Me pides que te escriba un texto.
Y lo entiendo, se supone que esto es lo mío.
Es lo que hago, escribo textos.
Y lo entiendo, se supone que esto es lo mío.
Es lo que hago, escribo textos.
Lo he hecho muchas otras veces, y no debería ser un problema.
Entonces, ¿por qué lo es?
Cuando escribo normalmente estoy tratando de verbalizar emociones reprimidas.
Estoy intentando dar forma a un dolor, o una esperanza muda que no logro identificar.
Pero ¿cómo voy a tener emociones reprimidas si te lo digo todo?
Si contigo no me reprimo, si contigo las palabras fluyen como la corriente de un río.
Cuando escribo normalmente tengo algo que contar.
Pero ¿qué tengo que contar que no sepas ya?
Si te digo los sentimientos que me brotan en el pecho tal cual me nacen.

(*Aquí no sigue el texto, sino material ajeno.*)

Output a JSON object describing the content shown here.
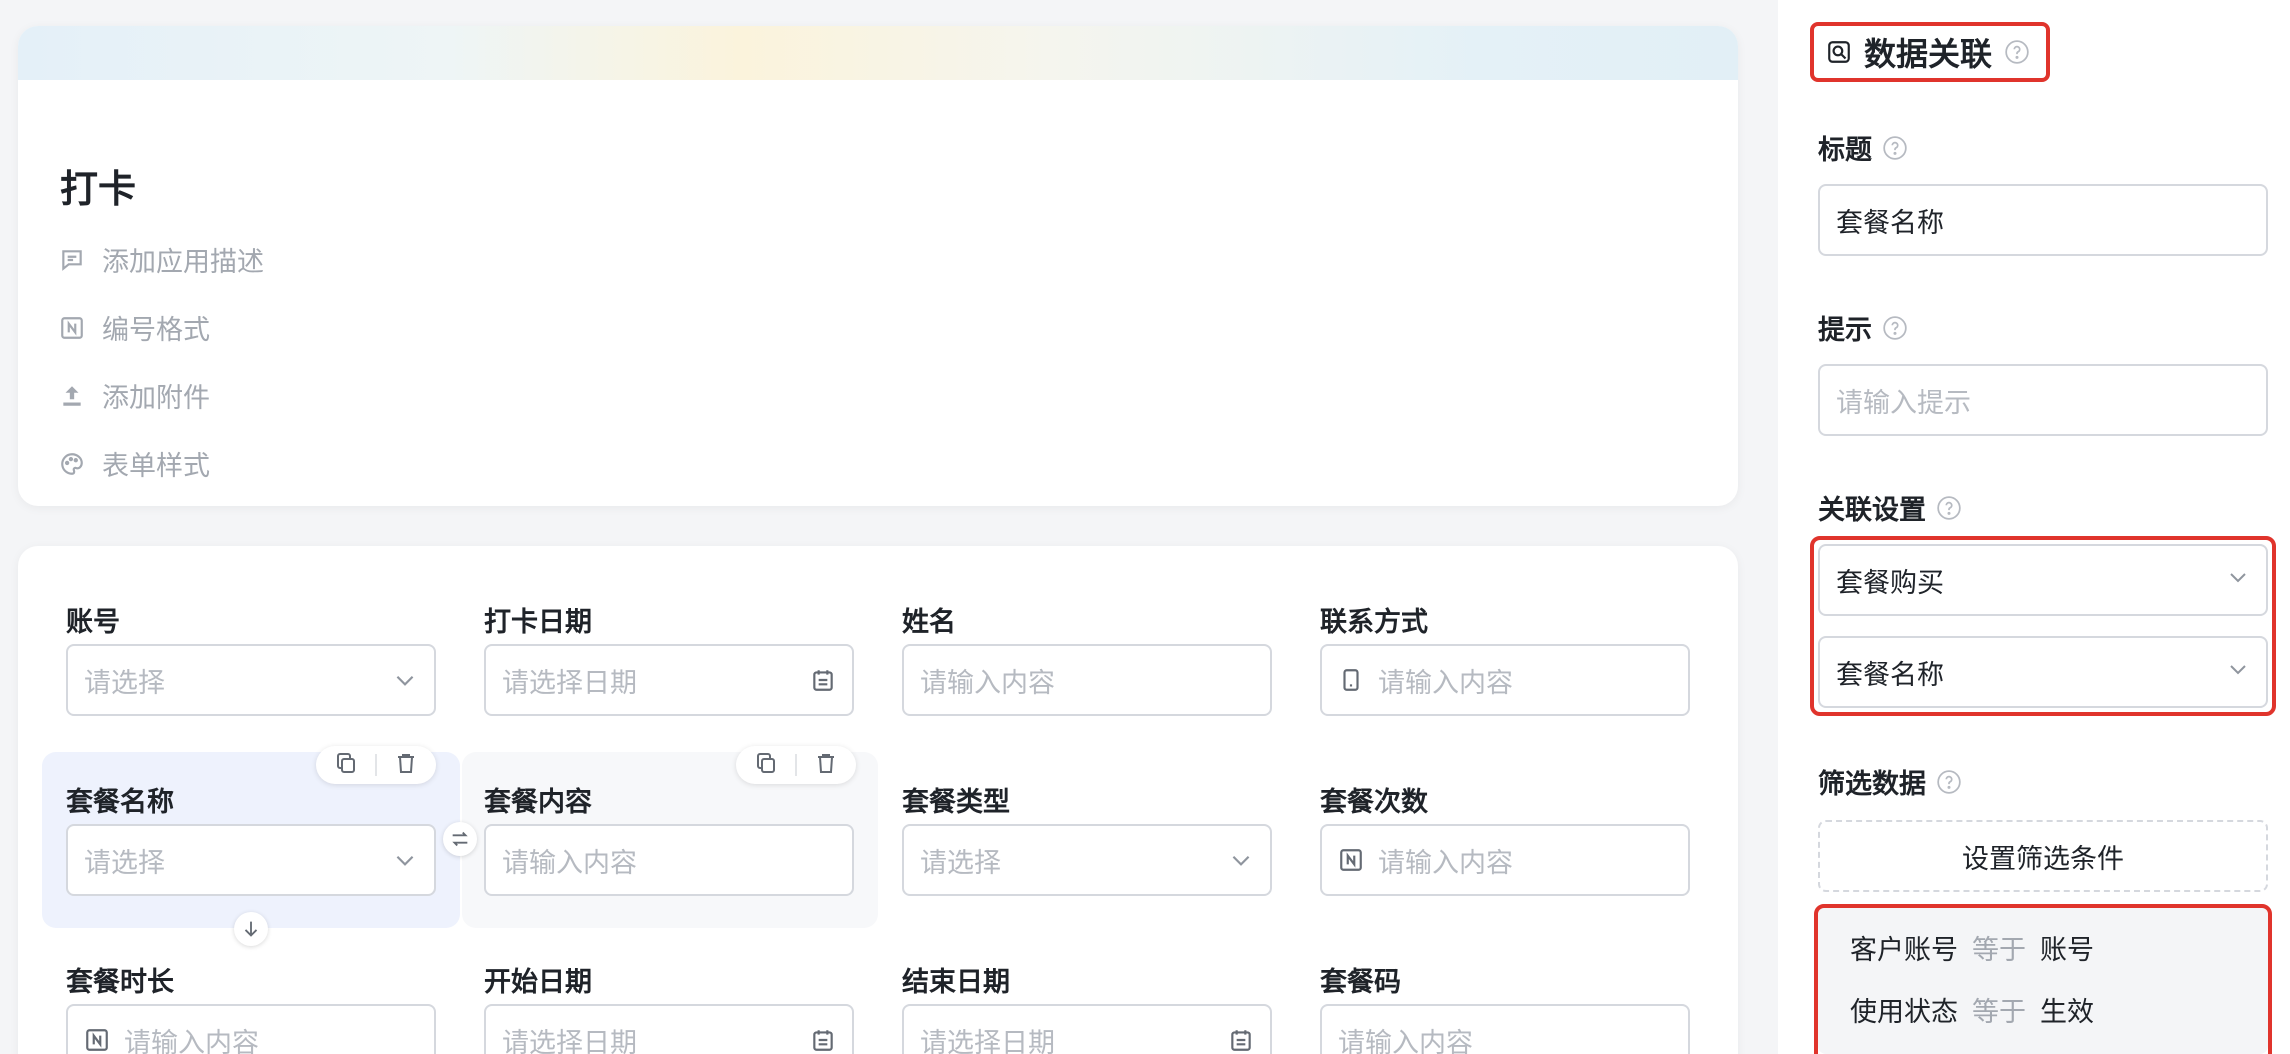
{
  "form": {
    "title": "打卡",
    "meta": [
      {
        "label": "添加应用描述",
        "icon": "comment-icon"
      },
      {
        "label": "编号格式",
        "icon": "number-format-icon"
      },
      {
        "label": "添加附件",
        "icon": "upload-icon"
      },
      {
        "label": "表单样式",
        "icon": "palette-icon"
      }
    ]
  },
  "fields": [
    {
      "label": "账号",
      "placeholder": "请选择",
      "kind": "select"
    },
    {
      "label": "打卡日期",
      "placeholder": "请选择日期",
      "kind": "date"
    },
    {
      "label": "姓名",
      "placeholder": "请输入内容",
      "kind": "text"
    },
    {
      "label": "联系方式",
      "placeholder": "请输入内容",
      "kind": "phone"
    },
    {
      "label": "套餐名称",
      "placeholder": "请选择",
      "kind": "select"
    },
    {
      "label": "套餐内容",
      "placeholder": "请输入内容",
      "kind": "text"
    },
    {
      "label": "套餐类型",
      "placeholder": "请选择",
      "kind": "select"
    },
    {
      "label": "套餐次数",
      "placeholder": "请输入内容",
      "kind": "number"
    },
    {
      "label": "套餐时长",
      "placeholder": "请输入内容",
      "kind": "number"
    },
    {
      "label": "开始日期",
      "placeholder": "请选择日期",
      "kind": "date"
    },
    {
      "label": "结束日期",
      "placeholder": "请选择日期",
      "kind": "date"
    },
    {
      "label": "套餐码",
      "placeholder": "请输入内容",
      "kind": "text"
    }
  ],
  "panel": {
    "title": "数据关联",
    "title_label": "标题",
    "title_value": "套餐名称",
    "hint_label": "提示",
    "hint_placeholder": "请输入提示",
    "link_label": "关联设置",
    "link_form": "套餐购买",
    "link_field": "套餐名称",
    "filter_label": "筛选数据",
    "filter_button": "设置筛选条件",
    "conditions": [
      {
        "field": "客户账号",
        "op": "等于",
        "value": "账号"
      },
      {
        "field": "使用状态",
        "op": "等于",
        "value": "生效"
      }
    ]
  },
  "colors": {
    "highlight_border": "#e0342c",
    "selected_field_bg": "#eef2fd"
  }
}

Me pides que te escriba un texto.
Y lo entiendo, se supone que es lo mío.
Es lo que hago, te escribo textos.
Lo hago continuamente, cada vez que hablamos y te digo lo que siento.
¿Por qué iba esto a ser diferente?
Me pides que te escriba un texto,
y no eres consciente que lo que estoy escribiendo es una historia.
Una que empezó cuando nos conocimos, y que no sé cuándo va a acabar.
Me pides que te escriba un texto,
pero en su lugar haré cientos,
pero los próximos no serán en papel,
los próximos los trazaré sobre tu piel.
Y entre tu pelo.
Y en la línea de tu sonrisa cuando me miras.
Y en tus ojos cuando me besas.
Tal vez escribir textos no sea lo mío,
tal vez lo mio sea contar historias
y no puedo contar una que apenas acaba de comenzar.